A técnica não precisa recorrer a um discurso antimetafísico para revelar sua natureza plenamente “mundana”. A técnica tem uma relação meramente “física” com seu ambiente e consigo mesmo; aliás sob a perspectiva técnica torna-se tudo somente matéria, a ser transformada em material dos propósitos mais diversos. Para um cientista moderno, cujo mundo é exclusivamente “material”, possui a fala da materialização pouco sentido, pois pressupõe que seria possível transformar algo em matéria, que não é matéria; no entanto, “materializar” denomina, sim, o processo de tornar algo “material” que não o é plenamente. O dispositivo técnico evoca exatamente isso: ele apresenta o Ser somente enquanto “matéria” e sugere que este seria plenamente acessível sendo tratado de maneira “técnica”. O ser humano, visto e tratado conforme o dispositivo técnico, é, igualmente, um ser materializado, neste caso entendido e manipulado como um depósito de órgãos, genes, moléculas e átomos. Em uma palavra: o homem materializado não possui “alma”. Historicamente, o conceito de materialização tem sua correspondência no processo da profanização que desapropriou o mundo da sua proteção pelo sagrado, pelos espíritos ou pelo tabu e outras prescrições inibidoras, que remeteram de uma forma ou outra aos fenômenos poderosos de origem “imaterial”. É curioso que a própria magia, apesar das suas referências constantes ao mundo imaterial, abriu o caminho para um tratamento técnico da natureza. (Brüseke, 2004)

A materialização, enquanto profanização, muda os regimes de tempo das sociedades pré-modernas. Estas conhecem tempos dedicados ao culto daquilo que foge das regras do cotidiano e dá notícias de forças poderosas e estranhas que apoiam, relativizam ou destroem os fazeres humanos. Prudente dedicar parte do tempo da vida àquelas misteriosas forças, ora para atrair sua companhia benevolente, ora para tentar acalmar com os rituais mais diversos seus ânimos. Tempos para sacrificar, tempos para dançar e cantar, tempos para retiros espirituais e tempos para rezas coletivas testemunham como as sociedades humanas, com grande variação cultural, dividem seus tempos em tempos sagrados e tempos profanos.

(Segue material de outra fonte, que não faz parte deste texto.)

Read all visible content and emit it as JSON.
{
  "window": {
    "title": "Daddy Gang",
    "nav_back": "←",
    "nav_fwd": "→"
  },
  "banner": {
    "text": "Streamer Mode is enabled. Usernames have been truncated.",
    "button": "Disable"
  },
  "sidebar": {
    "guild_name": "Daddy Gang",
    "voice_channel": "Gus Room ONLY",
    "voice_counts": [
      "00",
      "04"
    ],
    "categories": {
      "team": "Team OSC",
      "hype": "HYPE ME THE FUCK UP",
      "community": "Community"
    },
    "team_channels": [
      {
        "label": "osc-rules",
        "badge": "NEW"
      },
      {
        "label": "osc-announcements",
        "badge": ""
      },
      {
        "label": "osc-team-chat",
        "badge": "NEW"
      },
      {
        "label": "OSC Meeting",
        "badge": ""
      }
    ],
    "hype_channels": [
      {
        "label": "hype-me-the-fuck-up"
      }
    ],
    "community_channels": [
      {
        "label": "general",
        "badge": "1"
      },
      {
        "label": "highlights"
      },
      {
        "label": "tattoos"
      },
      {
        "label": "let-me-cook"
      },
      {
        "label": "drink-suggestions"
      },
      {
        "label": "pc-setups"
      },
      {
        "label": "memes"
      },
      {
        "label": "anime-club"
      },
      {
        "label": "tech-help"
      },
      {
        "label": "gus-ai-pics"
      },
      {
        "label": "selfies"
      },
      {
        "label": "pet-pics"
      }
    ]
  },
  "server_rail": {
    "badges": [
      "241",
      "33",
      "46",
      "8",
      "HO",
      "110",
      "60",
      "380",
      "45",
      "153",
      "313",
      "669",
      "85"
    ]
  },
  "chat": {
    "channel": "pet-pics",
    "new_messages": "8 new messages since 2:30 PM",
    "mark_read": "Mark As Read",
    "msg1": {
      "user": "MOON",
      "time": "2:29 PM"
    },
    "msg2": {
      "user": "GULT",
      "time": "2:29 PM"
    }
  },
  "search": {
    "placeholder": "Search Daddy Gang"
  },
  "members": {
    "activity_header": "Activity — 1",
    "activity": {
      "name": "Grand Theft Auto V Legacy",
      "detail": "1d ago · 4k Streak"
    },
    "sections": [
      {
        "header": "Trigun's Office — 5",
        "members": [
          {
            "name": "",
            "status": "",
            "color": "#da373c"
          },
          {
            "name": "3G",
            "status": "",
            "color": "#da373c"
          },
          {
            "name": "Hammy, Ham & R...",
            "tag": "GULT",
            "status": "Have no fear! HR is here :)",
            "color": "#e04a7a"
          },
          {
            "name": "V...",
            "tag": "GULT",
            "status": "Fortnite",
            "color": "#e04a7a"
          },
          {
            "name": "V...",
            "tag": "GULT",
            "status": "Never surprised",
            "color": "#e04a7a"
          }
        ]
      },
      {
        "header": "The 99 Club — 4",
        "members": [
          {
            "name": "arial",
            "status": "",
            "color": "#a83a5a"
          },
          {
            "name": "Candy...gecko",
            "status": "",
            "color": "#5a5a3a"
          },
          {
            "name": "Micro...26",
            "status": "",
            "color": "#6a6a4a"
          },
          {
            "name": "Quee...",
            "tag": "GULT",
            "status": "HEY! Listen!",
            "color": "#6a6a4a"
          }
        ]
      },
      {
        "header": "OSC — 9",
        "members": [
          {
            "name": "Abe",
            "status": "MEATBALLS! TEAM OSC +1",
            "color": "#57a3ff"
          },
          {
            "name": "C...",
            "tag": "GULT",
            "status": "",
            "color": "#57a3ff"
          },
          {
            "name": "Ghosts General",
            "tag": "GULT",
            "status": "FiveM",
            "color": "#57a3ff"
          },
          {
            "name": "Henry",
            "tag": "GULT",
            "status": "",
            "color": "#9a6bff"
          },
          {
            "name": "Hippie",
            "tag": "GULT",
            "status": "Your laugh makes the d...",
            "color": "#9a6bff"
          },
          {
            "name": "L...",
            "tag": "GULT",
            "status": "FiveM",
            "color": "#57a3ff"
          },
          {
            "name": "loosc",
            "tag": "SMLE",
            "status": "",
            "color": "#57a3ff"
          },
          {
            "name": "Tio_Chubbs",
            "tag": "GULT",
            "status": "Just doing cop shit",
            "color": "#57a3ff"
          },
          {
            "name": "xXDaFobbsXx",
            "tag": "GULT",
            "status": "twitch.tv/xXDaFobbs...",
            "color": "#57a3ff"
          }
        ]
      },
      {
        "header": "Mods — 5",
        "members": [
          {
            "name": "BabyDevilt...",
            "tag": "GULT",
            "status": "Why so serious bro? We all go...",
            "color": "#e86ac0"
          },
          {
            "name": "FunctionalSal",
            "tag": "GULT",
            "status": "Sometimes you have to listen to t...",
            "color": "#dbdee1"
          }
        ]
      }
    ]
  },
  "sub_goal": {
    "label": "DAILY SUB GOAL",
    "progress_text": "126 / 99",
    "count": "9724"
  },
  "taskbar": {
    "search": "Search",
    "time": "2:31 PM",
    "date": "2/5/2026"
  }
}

O cristianismo, que de sua maneira peculiar preparou a eclosão da modernidade (tecnicamente e culturalmente), dividiu, também, o tempo em tempos sagrados e tempos profanos. Fazendo desta maneira o que todas as religiões e sociedades humanas fizeram até então. O domingo era o “dia do Senhor” durante o qual o trabalho pesado era proibido e a visita à missa era obrigatória. Roupas especiais, as mais bonitas e caras, expressaram o respeito a este sétimo dia da semana, durante o qual, naquele tempo, o próprio Deus descansou da sua obra, que era nada menos do que a criação do mundo.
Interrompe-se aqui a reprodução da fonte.